I think this is very unlikely as 1. Apple is still almost required to follow the ARM ISA as a result of its licensing agreement 2. They will regard x86 emulation as a short term legacy issue (developers will recompile their Apps for ARM soon) and so why design and build in extra hardware you won't need long term and 3. Rosetta 1 worked fine without this sort of help.
I don't agree that this is so farfetched. As noted in a sibling, Apple has released ISA extensions before. If the architecture is decoding to uops anyway the addition of x86 helper instructions may not affect the architecture much at all (or may even be implemented in microcode). Further, the comparison between Rosetta 1 and 2 may not necessarily apply, as the switch to intel was (arguably) a more substantial perf increase over POWER.
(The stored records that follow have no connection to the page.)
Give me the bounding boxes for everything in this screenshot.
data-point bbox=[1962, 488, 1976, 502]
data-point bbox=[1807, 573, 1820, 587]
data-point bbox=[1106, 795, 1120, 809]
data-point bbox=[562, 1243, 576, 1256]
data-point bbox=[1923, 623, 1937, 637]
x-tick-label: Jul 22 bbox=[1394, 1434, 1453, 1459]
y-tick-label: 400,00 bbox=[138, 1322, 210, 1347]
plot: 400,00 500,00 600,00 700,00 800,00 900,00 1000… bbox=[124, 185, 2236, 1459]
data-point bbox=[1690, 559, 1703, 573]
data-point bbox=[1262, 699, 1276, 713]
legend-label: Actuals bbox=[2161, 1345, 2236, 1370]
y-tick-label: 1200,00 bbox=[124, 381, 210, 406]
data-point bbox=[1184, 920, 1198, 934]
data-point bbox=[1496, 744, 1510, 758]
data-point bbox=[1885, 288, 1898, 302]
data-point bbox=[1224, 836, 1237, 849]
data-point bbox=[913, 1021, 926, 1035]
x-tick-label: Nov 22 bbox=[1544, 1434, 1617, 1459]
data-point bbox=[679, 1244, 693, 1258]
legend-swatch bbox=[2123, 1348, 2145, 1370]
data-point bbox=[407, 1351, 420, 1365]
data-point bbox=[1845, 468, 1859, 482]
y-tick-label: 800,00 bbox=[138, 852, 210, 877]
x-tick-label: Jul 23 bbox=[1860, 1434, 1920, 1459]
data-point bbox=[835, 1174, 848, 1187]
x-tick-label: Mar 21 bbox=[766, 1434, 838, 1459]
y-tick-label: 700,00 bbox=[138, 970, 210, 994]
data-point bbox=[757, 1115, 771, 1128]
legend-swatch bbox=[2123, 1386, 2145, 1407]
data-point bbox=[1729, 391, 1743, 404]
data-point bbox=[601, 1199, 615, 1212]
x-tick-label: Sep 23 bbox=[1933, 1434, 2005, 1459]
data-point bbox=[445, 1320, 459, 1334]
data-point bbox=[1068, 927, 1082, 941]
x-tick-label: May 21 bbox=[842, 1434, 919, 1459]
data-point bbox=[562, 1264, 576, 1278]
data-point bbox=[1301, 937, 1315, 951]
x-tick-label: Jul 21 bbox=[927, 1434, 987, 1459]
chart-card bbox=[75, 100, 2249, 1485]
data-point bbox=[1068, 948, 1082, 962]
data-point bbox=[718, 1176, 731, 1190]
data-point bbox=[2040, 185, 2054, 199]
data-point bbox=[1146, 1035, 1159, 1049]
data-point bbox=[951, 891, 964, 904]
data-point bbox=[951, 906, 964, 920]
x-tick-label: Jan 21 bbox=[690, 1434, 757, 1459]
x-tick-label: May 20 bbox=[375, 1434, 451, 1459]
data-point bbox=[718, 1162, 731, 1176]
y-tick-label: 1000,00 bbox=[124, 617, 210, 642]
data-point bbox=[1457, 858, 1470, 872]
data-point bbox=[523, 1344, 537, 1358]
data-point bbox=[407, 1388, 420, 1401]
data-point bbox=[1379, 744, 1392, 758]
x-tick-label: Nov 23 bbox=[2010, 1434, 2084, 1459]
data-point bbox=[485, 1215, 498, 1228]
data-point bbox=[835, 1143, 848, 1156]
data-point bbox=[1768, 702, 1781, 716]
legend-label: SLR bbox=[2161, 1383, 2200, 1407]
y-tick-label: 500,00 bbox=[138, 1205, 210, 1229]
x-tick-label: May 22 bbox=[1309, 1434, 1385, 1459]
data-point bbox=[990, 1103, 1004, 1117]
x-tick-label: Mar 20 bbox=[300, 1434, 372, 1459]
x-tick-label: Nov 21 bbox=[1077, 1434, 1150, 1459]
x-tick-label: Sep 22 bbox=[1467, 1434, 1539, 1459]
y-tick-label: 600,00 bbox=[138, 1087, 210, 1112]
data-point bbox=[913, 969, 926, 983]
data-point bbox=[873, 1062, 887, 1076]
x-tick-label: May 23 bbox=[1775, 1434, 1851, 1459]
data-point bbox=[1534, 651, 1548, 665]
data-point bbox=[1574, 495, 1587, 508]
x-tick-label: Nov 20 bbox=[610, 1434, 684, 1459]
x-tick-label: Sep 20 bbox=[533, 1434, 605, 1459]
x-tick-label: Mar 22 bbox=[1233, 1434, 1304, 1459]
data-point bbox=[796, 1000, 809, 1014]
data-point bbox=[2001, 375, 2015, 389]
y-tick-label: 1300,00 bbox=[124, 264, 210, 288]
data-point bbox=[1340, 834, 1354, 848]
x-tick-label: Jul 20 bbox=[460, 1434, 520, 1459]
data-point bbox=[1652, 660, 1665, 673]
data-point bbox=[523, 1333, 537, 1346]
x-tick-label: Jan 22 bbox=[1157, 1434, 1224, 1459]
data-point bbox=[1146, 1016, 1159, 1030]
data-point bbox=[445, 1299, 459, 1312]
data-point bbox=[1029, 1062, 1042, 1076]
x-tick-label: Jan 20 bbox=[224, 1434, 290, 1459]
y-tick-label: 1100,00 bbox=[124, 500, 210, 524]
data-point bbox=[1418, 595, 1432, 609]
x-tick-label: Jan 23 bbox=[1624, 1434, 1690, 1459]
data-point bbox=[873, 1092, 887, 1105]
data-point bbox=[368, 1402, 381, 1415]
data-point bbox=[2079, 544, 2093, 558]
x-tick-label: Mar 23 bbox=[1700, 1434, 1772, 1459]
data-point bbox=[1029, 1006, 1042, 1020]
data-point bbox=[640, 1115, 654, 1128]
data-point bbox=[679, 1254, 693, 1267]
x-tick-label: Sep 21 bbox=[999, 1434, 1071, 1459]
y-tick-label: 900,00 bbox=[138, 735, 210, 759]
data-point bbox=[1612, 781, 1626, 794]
ARM licensing requires any vendor to approach ARM for permission to extend the ISA. ARM may well deny that request and instead make it part of the main ISA instead
I presume the exact terms of Apple's license agreement with ARM are not public, so who knows exactly what is in it. It might have different terms from what ARM offers in the general case.
Apple execs had by far the upper hand while negotiating the contract than ARM execs did. The entire environment at the time was "we will do whatever apple wants".
Shortsighted really considering there weren't really any other options for instruction sets for apple to choose - all this stuff was signed before RISCV was a thing, and PPC and MIPS had pretty high barriers to entry (lots of porting work, lacking SIMD type instructions, and another migration for all apple devs) and poor performance.
I think 2. is the key point Apple will expect its developers to produce universal binaries very quickly. Once that has been done the issue has largely gone away. Plus not sure I agree that this is a smaller step up in performance when compared to POWER - certainly same order of magnitude.